Tetsugen Dōkō (鉄眼道光 1630 – 1682) was a Japanese Zen Master, and an important early leader of the Ōbaku school of Buddhism.
He was born in the seventh year of the Kan'ei era (1630) in Higo Province.
He became a priest of the Jodo Shinshu sect at the age of 13. When Ingen came to Japan, Tetsugen became his follower in the Ōbaku school.
In 1681, Tetsugen oversaw the production of the first complete woodcut edition (consisting of around 60,000 pieces) of the Chinese Buddhist sutras in Japan.
Tetsugen died at the age of 53 in the second year of the Tenna era (1682).
A description of the experience
Publishing the Sutras
Tetsugen, a devotee of Zen in Japan, decided to publish the sutras, which at that time were available only in Chinese.
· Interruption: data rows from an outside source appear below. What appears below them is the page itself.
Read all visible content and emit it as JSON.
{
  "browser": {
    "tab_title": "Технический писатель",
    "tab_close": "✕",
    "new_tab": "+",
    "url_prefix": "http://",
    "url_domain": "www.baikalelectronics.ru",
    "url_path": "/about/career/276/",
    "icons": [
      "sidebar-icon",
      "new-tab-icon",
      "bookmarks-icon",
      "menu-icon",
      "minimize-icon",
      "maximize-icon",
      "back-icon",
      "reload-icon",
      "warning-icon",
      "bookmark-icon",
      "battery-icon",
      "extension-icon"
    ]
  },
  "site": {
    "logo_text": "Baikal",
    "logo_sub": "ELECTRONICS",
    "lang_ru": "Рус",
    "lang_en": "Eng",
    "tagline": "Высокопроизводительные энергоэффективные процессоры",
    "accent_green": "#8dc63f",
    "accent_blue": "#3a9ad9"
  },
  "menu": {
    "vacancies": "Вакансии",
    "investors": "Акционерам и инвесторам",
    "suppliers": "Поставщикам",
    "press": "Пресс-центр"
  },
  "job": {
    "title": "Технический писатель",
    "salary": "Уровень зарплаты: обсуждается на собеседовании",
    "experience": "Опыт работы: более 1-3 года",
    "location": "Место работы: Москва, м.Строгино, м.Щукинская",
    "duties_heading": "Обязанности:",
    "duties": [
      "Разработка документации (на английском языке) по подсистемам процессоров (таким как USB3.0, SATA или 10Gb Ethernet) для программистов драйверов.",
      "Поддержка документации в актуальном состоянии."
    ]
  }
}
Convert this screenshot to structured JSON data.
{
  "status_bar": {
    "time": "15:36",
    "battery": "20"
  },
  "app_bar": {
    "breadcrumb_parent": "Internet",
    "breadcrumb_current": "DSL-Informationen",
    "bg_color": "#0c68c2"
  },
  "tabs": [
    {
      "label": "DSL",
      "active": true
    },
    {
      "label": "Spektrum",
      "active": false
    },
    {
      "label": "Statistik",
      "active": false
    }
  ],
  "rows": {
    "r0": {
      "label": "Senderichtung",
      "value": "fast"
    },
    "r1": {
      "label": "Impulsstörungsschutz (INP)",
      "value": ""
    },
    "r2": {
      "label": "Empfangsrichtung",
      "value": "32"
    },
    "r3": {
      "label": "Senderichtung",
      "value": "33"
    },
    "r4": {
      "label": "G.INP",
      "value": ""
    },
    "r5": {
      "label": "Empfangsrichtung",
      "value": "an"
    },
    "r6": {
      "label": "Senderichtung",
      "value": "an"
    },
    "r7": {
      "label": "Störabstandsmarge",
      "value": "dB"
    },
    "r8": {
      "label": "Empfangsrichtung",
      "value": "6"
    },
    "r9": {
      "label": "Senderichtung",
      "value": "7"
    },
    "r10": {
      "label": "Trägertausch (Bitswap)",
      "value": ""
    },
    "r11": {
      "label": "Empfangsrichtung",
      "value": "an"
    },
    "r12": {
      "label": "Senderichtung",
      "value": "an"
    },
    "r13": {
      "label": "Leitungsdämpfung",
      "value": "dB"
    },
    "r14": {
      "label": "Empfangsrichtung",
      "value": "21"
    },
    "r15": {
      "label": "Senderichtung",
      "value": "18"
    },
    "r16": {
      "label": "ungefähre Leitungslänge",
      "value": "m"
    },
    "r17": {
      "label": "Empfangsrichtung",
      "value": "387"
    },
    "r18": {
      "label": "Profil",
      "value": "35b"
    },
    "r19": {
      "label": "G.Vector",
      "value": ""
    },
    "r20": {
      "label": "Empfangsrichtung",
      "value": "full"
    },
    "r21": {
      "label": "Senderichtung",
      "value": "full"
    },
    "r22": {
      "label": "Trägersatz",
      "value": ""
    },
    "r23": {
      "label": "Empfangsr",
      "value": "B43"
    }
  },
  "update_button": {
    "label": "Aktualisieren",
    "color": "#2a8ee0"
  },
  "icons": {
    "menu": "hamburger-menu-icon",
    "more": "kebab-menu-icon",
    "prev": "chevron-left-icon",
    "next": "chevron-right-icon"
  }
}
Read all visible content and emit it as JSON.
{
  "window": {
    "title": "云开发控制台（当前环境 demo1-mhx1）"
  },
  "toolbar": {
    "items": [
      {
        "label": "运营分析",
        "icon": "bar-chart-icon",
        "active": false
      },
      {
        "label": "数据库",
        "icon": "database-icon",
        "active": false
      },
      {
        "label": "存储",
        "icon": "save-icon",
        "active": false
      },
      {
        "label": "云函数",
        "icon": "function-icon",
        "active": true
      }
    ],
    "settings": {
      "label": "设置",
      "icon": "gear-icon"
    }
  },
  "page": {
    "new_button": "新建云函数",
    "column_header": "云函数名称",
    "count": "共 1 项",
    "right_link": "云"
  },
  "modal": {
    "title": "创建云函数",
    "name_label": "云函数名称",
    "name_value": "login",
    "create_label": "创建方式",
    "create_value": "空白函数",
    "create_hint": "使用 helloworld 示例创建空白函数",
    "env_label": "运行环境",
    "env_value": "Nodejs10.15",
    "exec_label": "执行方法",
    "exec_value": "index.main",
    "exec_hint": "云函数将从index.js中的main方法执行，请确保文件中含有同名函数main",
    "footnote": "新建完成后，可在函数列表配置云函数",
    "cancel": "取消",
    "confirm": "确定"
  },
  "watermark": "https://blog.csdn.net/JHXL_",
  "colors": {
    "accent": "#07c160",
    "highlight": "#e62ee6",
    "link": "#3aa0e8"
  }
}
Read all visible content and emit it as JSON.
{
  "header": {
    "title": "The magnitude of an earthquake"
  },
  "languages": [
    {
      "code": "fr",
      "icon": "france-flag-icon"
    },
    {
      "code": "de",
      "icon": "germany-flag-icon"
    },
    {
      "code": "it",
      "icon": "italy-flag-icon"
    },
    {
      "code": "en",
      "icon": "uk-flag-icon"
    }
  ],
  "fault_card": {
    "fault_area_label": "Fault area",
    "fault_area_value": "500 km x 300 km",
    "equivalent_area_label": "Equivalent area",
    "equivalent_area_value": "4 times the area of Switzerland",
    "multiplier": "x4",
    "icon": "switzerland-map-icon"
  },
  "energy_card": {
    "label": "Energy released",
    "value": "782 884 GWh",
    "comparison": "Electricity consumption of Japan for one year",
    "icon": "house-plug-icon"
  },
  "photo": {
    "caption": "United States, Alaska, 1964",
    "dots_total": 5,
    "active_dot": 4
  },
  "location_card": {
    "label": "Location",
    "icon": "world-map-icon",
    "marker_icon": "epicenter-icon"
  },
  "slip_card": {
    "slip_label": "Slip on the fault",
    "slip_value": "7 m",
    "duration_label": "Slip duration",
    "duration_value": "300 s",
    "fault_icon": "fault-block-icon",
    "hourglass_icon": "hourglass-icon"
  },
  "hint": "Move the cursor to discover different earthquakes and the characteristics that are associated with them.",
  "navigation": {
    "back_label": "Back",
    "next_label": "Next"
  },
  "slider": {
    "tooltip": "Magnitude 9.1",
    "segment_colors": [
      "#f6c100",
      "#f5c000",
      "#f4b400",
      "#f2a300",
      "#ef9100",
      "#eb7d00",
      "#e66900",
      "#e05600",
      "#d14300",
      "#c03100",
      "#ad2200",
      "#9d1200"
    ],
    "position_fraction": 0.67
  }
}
The books were to be printed with wood block in an edition of seven thousand copies, a tremendous undertaking.
Tetsugen began by traveling and collecting donations for this purpose. A few sympathizers would give him a hundred pieces of gold, but most of the time he received only small coins. He thanked each donor with equal gratitude. After ten yens Tetsugen had enough money to begin his task.
It happened that it that time the Uji River overflowed. Famine followed. Tetsugen took the funds he had collected for the book and spent them to save others from starvation. Then he began again his work of collecting.
Several years afterwards an epidemic spread over the country. Tetsugen gave away what he had collected, to help his people.
For a third time he started his work, and after twenty years his wish was fulfilled. The printing blocks which produced the first edition of sutras can be seen today in the Obaku monastery in Kyoto.
But, the Japanese tell their children that Tetsugen made three sets of sutras, and that the first two invisible sets surpass even the last.